During the early part of the American Civil War he served in Utah until 1860. As a first sergeant assigned to the 5th Infantry, he was engaged in battle with the Apache at Peralto, New Mexico in 1862. He was discharged from the enlisted ranks on January 23, 1863, and became a 2d Lt. of the 13th Infantry on February 19, 1863, and a 1st Lt. July 12 of that year (Robertson). Later, he was assigned to the Military Division of Mississippi in 1865 and with the reorganization of the Army after the War was at Fort Stevenson, Dakota Territory in 1868. He was transferred to the 31st Infantry on September 21, 1866, and promoted to captain on June 10, 1868. From May 15, 1869, until January 1, 1871, when he went to the 10th Cavalry Regiment (United States) he was unassigned.

Shortly after the Civil War, Congress authorized the formation of the 9th and 10th Cavalry and the 38th, 39th, 40th and 41st Infantry Regiments, six all black Buffalo Soldier regiments. The four infantry regiments later merged and formed the 24th and 25th Infantries, and were composed of former slaves, freemen and African American Civil War soldiers.
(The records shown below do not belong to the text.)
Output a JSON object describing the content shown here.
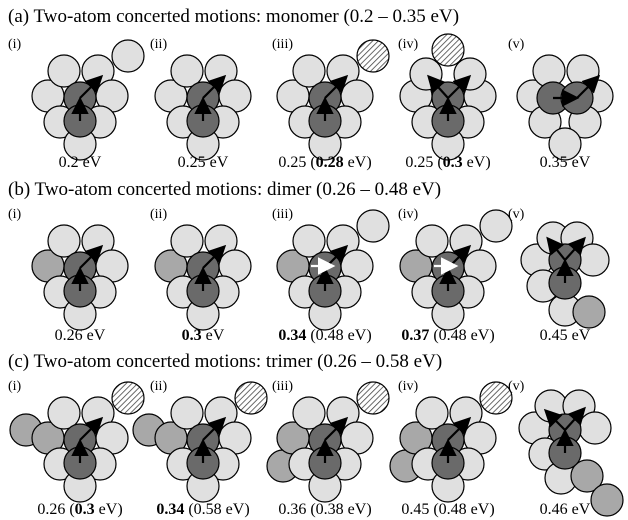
{
  "rows": [
    {
      "title": "(a) Two-atom concerted motions: monomer (0.2 – 0.35 eV)",
      "panels": [
        {
          "label": "(i)",
          "caption": [
            {
              "text": "0.2 eV",
              "bold": false
            }
          ]
        },
        {
          "label": "(ii)",
          "caption": [
            {
              "text": "0.25 eV",
              "bold": false
            }
          ]
        },
        {
          "label": "(iii)",
          "caption": [
            {
              "text": "0.25 (",
              "bold": false
            },
            {
              "text": "0.28",
              "bold": true
            },
            {
              "text": " eV)",
              "bold": false
            }
          ]
        },
        {
          "label": "(iv)",
          "caption": [
            {
              "text": "0.25 (",
              "bold": false
            },
            {
              "text": "0.3",
              "bold": true
            },
            {
              "text": " eV)",
              "bold": false
            }
          ]
        },
        {
          "label": "(v)",
          "caption": [
            {
              "text": "0.35 eV",
              "bold": false
            }
          ]
        }
      ]
    },
    {
      "title": "(b) Two-atom concerted motions: dimer (0.26 – 0.48 eV)",
      "panels": [
        {
          "label": "(i)",
          "caption": [
            {
              "text": "0.26 eV",
              "bold": false
            }
          ]
        },
        {
          "label": "(ii)",
          "caption": [
            {
              "text": "0.3",
              "bold": true
            },
            {
              "text": " eV",
              "bold": false
            }
          ]
        },
        {
          "label": "(iii)",
          "caption": [
            {
              "text": "0.34",
              "bold": true
            },
            {
              "text": " (0.48 eV)",
              "bold": false
            }
          ]
        },
        {
          "label": "(iv)",
          "caption": [
            {
              "text": "0.37",
              "bold": true
            },
            {
              "text": " (0.48 eV)",
              "bold": false
            }
          ]
        },
        {
          "label": "(v)",
          "caption": [
            {
              "text": "0.45 eV",
              "bold": false
            }
          ]
        }
      ]
    },
    {
      "title": "(c) Two-atom concerted motions: trimer (0.26 – 0.58 eV)",
      "panels": [
        {
          "label": "(i)",
          "caption": [
            {
              "text": "0.26 (",
              "bold": false
            },
            {
              "text": "0.3",
              "bold": true
            },
            {
              "text": " eV)",
              "bold": false
            }
          ]
        },
        {
          "label": "(ii)",
          "caption": [
            {
              "text": "0.34",
              "bold": true
            },
            {
              "text": " (0.58 eV)",
              "bold": false
            }
          ]
        },
        {
          "label": "(iii)",
          "caption": [
            {
              "text": "0.36 (0.38 eV)",
              "bold": false
            }
          ]
        },
        {
          "label": "(iv)",
          "caption": [
            {
              "text": "0.45 (0.48 eV)",
              "bold": false
            }
          ]
        },
        {
          "label": "(v)",
          "caption": [
            {
              "text": "0.46 eV",
              "bold": false
            }
          ]
        }
      ]
    }
  ]
}
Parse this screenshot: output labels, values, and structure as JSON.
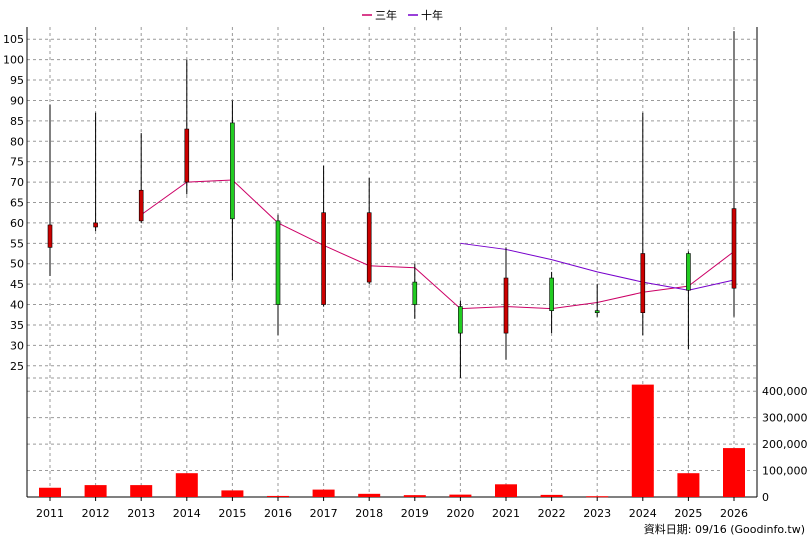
{
  "chart_data": {
    "type": "candlestick-with-volume",
    "legend": [
      {
        "name": "三年",
        "color": "#cc0066"
      },
      {
        "name": "十年",
        "color": "#7700cc"
      }
    ],
    "x_labels": [
      "2011",
      "2012",
      "2013",
      "2014",
      "2015",
      "2016",
      "2017",
      "2018",
      "2019",
      "2020",
      "2021",
      "2022",
      "2023",
      "2024",
      "2025",
      "2026"
    ],
    "price_axis": {
      "ylim": [
        22,
        108
      ],
      "ticks": [
        25,
        30,
        35,
        40,
        45,
        50,
        55,
        60,
        65,
        70,
        75,
        80,
        85,
        90,
        95,
        100,
        105
      ],
      "tick_labels": [
        "25",
        "30",
        "35",
        "40",
        "45",
        "50",
        "55",
        "60",
        "65",
        "70",
        "75",
        "80",
        "85",
        "90",
        "95",
        "100",
        "105"
      ]
    },
    "volume_axis": {
      "ylim": [
        0,
        450000
      ],
      "ticks": [
        0,
        100000,
        200000,
        300000,
        400000
      ],
      "tick_labels": [
        "0",
        "100,000",
        "200,000",
        "300,000",
        "400,000"
      ]
    },
    "candles": [
      {
        "year": "2011",
        "open": 54,
        "close": 59.5,
        "high": 89,
        "low": 47
      },
      {
        "year": "2012",
        "open": 59,
        "close": 60,
        "high": 87,
        "low": 58
      },
      {
        "year": "2013",
        "open": 60.5,
        "close": 68,
        "high": 82,
        "low": 60
      },
      {
        "year": "2014",
        "open": 70,
        "close": 83,
        "high": 100,
        "low": 67
      },
      {
        "year": "2015",
        "open": 84.5,
        "close": 61,
        "high": 90,
        "low": 46
      },
      {
        "year": "2016",
        "open": 60.5,
        "close": 40,
        "high": 62,
        "low": 32.5
      },
      {
        "year": "2017",
        "open": 40,
        "close": 62.5,
        "high": 74,
        "low": 39.5
      },
      {
        "year": "2018",
        "open": 45.5,
        "close": 62.5,
        "high": 71,
        "low": 45
      },
      {
        "year": "2019",
        "open": 45.5,
        "close": 40,
        "high": 50,
        "low": 36.5
      },
      {
        "year": "2020",
        "open": 39.5,
        "close": 33,
        "high": 41,
        "low": 22
      },
      {
        "year": "2021",
        "open": 33,
        "close": 46.5,
        "high": 54,
        "low": 26.5
      },
      {
        "year": "2022",
        "open": 46.5,
        "close": 38.5,
        "high": 48,
        "low": 33
      },
      {
        "year": "2023",
        "open": 38.5,
        "close": 38,
        "high": 45,
        "low": 37
      },
      {
        "year": "2024",
        "open": 38,
        "close": 52.5,
        "high": 87,
        "low": 32.5
      },
      {
        "year": "2025",
        "open": 52.5,
        "close": 43.5,
        "high": 53,
        "low": 29
      },
      {
        "year": "2026",
        "open": 44,
        "close": 63.5,
        "high": 107,
        "low": 37
      }
    ],
    "lines": [
      {
        "name": "三年",
        "color": "#cc0066",
        "values": [
          null,
          null,
          62,
          70,
          70.5,
          60,
          54.5,
          49.5,
          49,
          39,
          39.5,
          39,
          40.5,
          43,
          44.5,
          53
        ]
      },
      {
        "name": "十年",
        "color": "#7700cc",
        "values": [
          null,
          null,
          null,
          null,
          null,
          null,
          null,
          null,
          null,
          55,
          53.5,
          51,
          48,
          45.5,
          43.5,
          46
        ]
      }
    ],
    "volume": [
      35000,
      45000,
      45000,
      90000,
      25000,
      4000,
      28000,
      12000,
      7000,
      9000,
      48000,
      8000,
      3000,
      425000,
      90000,
      185000
    ]
  },
  "footer": {
    "data_date": "資料日期: 09/16 (Goodinfo.tw)"
  }
}
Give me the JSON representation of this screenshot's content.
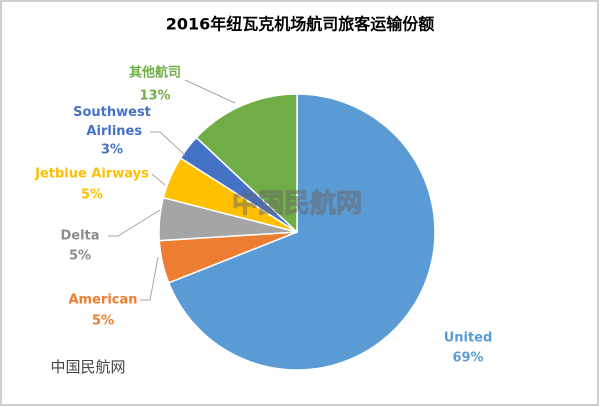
{
  "chart_data": {
    "type": "pie",
    "title": "2016年纽瓦克机场航司旅客运输份额",
    "categories": [
      "United",
      "American",
      "Delta",
      "Jetblue Airways",
      "Southwest Airlines",
      "其他航司"
    ],
    "values": [
      69,
      5,
      5,
      5,
      3,
      13
    ],
    "value_labels": [
      "69%",
      "5%",
      "5%",
      "5%",
      "3%",
      "13%"
    ],
    "colors": [
      "#5b9bd5",
      "#ed7d31",
      "#a5a5a5",
      "#ffc000",
      "#4472c4",
      "#70ad47"
    ],
    "watermarks": [
      "中国民航网",
      "中国民航网"
    ]
  }
}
Stevens Thompson Norvell was assigned to the 10th Cavalry in 1870 and served at Fort Davis from August 1882 to April 1883 in command of Troop M, 10th Cavalry. He returned to Fort Davis briefly in July 1883. He was also stationed with the 10th Cavalry at Fort Custer Montana. During his tenure with the 10th Cavalry, he spent years leading his company against the Indian threat in the southwest, participating in several actions before finally being promoted to major in March 1890 (Heitman).

With the outbreak of the Spanish–American War, the 10th Cavalry was deployed to Cuba where, as commander of the 1st Squadron of the 10th Cavalry, Major Norvell lead his four companies of African American cavalrymen during the Battle of San Juan Hill, where he earned a commendation (Roosevelt).

He was 64 years old at the time. He and his unit of the 10th Cavalry saw action at the battles of La Guasima, San Juan, and subsequent actions leading to the surrender of Santiago.

After the historic battle for San Juan Hill, Lieutenant Colonel Norvell was placed in command of the 9th Cavalry Regiment (United States). He retired on February 14, 1899. He was promoted to colonel on the retired list on April 23, 1904.

Stevens Thompson Norvell married Sarah Elizabeth Proal (1848–1931) on August 23, 1870, in St. Paul, Minnesota.

Norvell is buried at Arlington National Cemetery in Arlington, Virginia with Elizabeth.